Thursday, November 10, 2011

Great Music: Boston - Hitch a Ride

Everybody likes music right? Well, I do too! So I'm gonna spend some time talking about songs I think are Really Good. Good? Good.


In the mid 70s, guitarist and mechanical engineer Tom Scholz began developing an album in his home recording studio. He had songs, he had original guitar tones, and he had instrumentation - what he needed were vocals. To do the job, he turned to his friend Brad Delp, a singer with an outstanding vocal range that fit Scholz's sound perfectly. Slowly, the project grew, and in 1976, the 8 finished songs were released as a record. Under the band name Boston, Scholz and Delp ended up creating the best-selling debut album (at the time) in the United States. Not bad for a project that was thrown together pretty crudely.

Boston was certainly a one-of-a-kind band; after all, they weren't really a band at all, they were just a couple of guys Scholz brought together to work on some songs. It wasn't until the album was released that they got together and started touring; perhaps this is why Boston's lineup changed over and over again as they went on. However, Scholz and Delp always remained - that is, until 2007, when Delp tragically committed suicide. According to pretty much all accounts, Delp was an incredible guy - clearly, however, he was troubled.
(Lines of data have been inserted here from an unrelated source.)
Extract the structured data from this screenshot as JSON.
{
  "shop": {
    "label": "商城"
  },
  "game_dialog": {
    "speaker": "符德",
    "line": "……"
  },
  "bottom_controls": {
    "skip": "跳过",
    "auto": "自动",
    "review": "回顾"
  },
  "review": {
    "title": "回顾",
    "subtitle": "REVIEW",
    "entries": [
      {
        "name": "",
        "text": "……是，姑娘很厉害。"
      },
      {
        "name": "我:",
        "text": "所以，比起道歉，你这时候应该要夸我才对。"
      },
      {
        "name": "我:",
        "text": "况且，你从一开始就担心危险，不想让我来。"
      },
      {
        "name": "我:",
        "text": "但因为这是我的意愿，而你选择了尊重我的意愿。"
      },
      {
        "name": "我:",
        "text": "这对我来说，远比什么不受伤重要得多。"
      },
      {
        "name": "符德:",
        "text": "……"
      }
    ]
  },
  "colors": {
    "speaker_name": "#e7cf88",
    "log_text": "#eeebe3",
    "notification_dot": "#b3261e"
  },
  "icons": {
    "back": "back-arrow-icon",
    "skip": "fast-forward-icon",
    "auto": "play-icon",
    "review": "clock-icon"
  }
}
So, with this context, I can talk about Hitch A Ride. This isn't a very well-known Boston song - it was on side 2, away from the hits like More Than A Feeling and Foreplay/Longtime.  To be honest, though, there isn't a single bad song on the album - I just think Hitch a Ride is especially notable. Musically the song is more than solid - an infectious guitar riff in the verses, an insane keyboard solo, an incredibly chill chorus, and what I think is probably the best guitar solo outro I have ever heard. Best way to describe it is a kind of catharsis, I guess.


Why does Freud always look furious in pictures? I wouldn't want him as a therapist.
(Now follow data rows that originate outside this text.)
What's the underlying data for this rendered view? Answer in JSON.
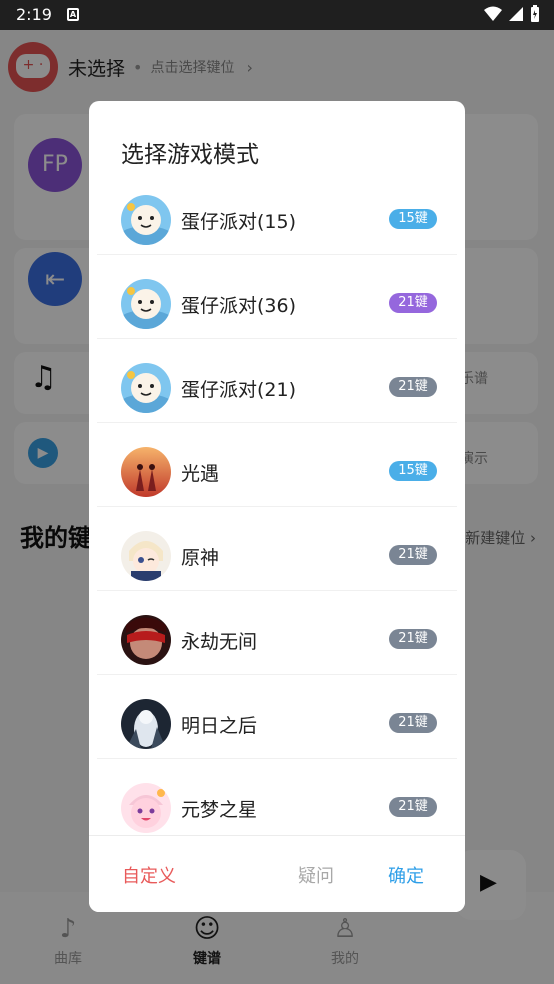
{
  "status_bar": {
    "time": "2:19",
    "a_badge": "A"
  },
  "header": {
    "current": "未选择",
    "hint": "点击选择键位"
  },
  "sections": {
    "my_keys_title": "我的键",
    "new_key": "新建键位",
    "lyre_partial": "乐谱",
    "demo_partial": "演示"
  },
  "nav": {
    "library": "曲库",
    "keys": "键谱",
    "me": "我的"
  },
  "dialog": {
    "title": "选择游戏模式",
    "items": [
      {
        "name": "蛋仔派对(15)",
        "badge": "15键",
        "badge_color": "#4aaee8",
        "avatar_icon": "eggy-party-icon"
      },
      {
        "name": "蛋仔派对(36)",
        "badge": "21键",
        "badge_color": "#9567dd",
        "avatar_icon": "eggy-party-icon"
      },
      {
        "name": "蛋仔派对(21)",
        "badge": "21键",
        "badge_color": "#7a8594",
        "avatar_icon": "eggy-party-icon"
      },
      {
        "name": "光遇",
        "badge": "15键",
        "badge_color": "#4aaee8",
        "avatar_icon": "sky-icon"
      },
      {
        "name": "原神",
        "badge": "21键",
        "badge_color": "#7a8594",
        "avatar_icon": "genshin-icon"
      },
      {
        "name": "永劫无间",
        "badge": "21键",
        "badge_color": "#7a8594",
        "avatar_icon": "naraka-icon"
      },
      {
        "name": "明日之后",
        "badge": "21键",
        "badge_color": "#7a8594",
        "avatar_icon": "lifeafter-icon"
      },
      {
        "name": "元梦之星",
        "badge": "21键",
        "badge_color": "#7a8594",
        "avatar_icon": "dream-star-icon"
      }
    ],
    "buttons": {
      "custom": "自定义",
      "help": "疑问",
      "confirm": "确定"
    }
  }
}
Lyrically the song seems to be about moving on, getting away from a bad environment, or maybe even death. The latter becomes especially profound after you've heard about Delp's death; it makes the song almost sound like foreshadowing for what was to come. At the same time, though, it doesn't seem Delp had any hand in writing Hitch a Ride, so I'm probably just making up a bunch of nonsense. But uh, that's what I do. Deal with it.

So there's not much more to say here - Hitch a Ride is just a really great song! I'd have to recommend the whole album, though - like I said, not a single bad song on it. It's probably the best example of hard, distortion-based rock music done incredibly right (whereas something like, say... Bon Jovi is done horribly, horribly wrong... but that's a rant for another day).


Do I need any more proof that the 80s was the worst decade than this picture of Bon Jovi? Yeah, I didn't think so.

1 comment:

  1. one of the perfect 70s records, along with Born to Run and Fleetwood Mac. Maybe Led Zeppelin?